I know a man who today is in his 90’s. In the 1960s he was the captain of a cruise ship that frequently visited the island of Lanzarote. This island is a part of Spain but is located in the Atlantic Ocean, west of Marocco. My friend has several times told me this story that I find interesting, but I cannot find any more information on when searching the internet.

Here’s what he told me; One morning during the summer of 1966, a jet passenger plane was discovered sitting on the runway of the Lanzarote airport. It had landed during the night, when there was no scheduled traffic to or from the airport, and apparently no staff to monitor the traffic. The plane had no markings or identifications – they had all been removed.

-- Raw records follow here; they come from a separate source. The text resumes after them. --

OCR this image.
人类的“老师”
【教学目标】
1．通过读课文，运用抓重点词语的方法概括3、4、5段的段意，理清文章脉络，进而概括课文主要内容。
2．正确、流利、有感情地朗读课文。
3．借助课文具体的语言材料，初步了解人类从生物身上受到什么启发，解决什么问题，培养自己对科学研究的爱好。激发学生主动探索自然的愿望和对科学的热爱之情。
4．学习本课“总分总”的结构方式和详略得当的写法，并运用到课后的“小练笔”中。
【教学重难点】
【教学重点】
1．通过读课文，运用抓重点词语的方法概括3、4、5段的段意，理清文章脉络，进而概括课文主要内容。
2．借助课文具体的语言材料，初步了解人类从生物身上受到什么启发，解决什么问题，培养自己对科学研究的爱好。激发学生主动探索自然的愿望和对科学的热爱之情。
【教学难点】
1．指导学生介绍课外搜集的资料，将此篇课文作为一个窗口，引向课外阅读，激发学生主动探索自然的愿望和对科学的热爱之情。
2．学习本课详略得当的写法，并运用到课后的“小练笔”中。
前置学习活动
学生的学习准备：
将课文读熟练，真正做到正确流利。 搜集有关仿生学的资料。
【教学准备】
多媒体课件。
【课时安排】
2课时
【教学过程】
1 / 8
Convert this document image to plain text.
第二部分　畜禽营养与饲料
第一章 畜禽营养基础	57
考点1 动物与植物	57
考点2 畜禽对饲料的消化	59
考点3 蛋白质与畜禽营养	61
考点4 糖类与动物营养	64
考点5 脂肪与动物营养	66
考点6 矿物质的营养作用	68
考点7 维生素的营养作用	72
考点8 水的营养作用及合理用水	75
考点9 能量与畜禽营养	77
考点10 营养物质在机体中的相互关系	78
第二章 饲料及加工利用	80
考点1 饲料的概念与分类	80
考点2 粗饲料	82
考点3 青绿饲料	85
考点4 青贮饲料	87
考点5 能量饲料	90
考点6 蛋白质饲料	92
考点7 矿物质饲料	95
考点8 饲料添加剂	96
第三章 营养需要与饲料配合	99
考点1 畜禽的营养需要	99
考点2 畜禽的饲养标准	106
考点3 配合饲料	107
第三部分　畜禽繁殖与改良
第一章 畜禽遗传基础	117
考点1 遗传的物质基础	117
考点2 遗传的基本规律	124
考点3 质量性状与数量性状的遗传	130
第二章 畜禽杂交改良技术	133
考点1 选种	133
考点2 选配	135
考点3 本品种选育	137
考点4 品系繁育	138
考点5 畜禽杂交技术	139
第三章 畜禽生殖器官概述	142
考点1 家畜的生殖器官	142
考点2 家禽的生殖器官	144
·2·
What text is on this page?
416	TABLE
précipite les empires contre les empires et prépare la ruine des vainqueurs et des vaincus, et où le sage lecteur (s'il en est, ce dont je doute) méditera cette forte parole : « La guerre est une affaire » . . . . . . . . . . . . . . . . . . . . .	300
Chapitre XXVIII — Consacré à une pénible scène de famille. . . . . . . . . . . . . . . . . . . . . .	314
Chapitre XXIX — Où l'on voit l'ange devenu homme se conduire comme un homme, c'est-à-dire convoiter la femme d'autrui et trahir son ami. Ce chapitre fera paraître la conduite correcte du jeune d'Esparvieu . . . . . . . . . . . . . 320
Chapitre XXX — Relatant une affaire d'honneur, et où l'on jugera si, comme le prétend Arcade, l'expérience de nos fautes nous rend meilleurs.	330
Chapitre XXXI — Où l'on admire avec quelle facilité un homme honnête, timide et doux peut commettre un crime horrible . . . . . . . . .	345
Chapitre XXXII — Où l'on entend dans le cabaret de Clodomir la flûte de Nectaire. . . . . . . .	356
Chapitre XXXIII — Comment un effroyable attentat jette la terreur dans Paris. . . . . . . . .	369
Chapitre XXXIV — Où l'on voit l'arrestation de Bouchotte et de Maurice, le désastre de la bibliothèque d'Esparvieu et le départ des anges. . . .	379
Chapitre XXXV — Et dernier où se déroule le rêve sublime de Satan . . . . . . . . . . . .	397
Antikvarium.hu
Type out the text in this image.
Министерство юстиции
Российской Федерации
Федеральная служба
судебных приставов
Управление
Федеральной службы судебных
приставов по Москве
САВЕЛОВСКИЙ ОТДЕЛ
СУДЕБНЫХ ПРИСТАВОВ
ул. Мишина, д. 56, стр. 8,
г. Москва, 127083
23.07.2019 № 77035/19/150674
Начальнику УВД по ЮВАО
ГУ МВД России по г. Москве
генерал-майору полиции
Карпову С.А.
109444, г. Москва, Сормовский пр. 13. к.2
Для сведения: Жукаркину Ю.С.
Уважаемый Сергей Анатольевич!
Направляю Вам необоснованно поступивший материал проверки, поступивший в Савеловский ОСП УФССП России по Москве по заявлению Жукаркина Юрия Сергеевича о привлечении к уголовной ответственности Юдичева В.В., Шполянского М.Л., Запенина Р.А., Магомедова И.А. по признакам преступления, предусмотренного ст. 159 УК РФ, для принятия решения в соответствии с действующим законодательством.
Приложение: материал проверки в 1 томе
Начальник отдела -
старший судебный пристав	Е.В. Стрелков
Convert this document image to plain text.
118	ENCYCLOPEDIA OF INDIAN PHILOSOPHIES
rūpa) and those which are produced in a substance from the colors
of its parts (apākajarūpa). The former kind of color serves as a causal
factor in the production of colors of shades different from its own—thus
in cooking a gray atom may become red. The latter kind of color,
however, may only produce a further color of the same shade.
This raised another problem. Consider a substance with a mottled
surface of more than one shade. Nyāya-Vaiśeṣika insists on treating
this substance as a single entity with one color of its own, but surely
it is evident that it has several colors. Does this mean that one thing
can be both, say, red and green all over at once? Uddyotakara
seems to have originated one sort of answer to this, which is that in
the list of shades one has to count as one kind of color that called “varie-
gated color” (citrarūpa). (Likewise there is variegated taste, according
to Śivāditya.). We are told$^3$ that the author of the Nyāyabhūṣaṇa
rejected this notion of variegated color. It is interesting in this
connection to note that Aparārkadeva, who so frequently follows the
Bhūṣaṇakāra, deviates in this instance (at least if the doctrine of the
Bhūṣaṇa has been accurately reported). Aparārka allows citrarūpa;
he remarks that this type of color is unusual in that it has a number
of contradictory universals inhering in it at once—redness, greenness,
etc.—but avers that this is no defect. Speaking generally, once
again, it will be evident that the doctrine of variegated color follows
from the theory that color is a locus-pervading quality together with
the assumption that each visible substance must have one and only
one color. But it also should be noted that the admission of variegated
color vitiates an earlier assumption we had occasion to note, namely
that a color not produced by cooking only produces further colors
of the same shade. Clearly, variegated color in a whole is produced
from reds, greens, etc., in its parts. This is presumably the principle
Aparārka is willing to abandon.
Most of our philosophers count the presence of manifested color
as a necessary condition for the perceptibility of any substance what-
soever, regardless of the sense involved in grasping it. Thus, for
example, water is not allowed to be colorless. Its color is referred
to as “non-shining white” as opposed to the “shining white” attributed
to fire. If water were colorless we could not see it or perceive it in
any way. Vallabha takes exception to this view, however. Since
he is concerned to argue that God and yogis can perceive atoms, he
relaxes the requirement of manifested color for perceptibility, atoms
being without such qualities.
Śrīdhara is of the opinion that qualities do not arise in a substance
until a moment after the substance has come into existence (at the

This was a not a plane that was scheduled to land on this airport – it had simply landed during the night, and passengers and crew had left the plane – all local authorities unaware until daybreak. There were no people on board the plane when it was searched, and no traces revealing who may have been onboard. Rumors started circulating that the plane may have been carrying persons belonging to nazi leadership, who had wanted to return to Europe after 20 years in exile – from South America possibly?

Unable to identify who the owner of the plane was, the authorities sold the plane to a local entrepreneur, who was going to open a restaurant in the plane, as by now, it was a bit of an attraction by itself. He spent some months rebuilding the interior of the plane. But the night before the restaurant was supposed to open, a fire burned it all down, and there was nothing left to save. It was never determined what caused this fire.

That is where my knowledge of this story ends. I have been unable to find any more information relating to this. Maybe one of you have read something that you would like to share?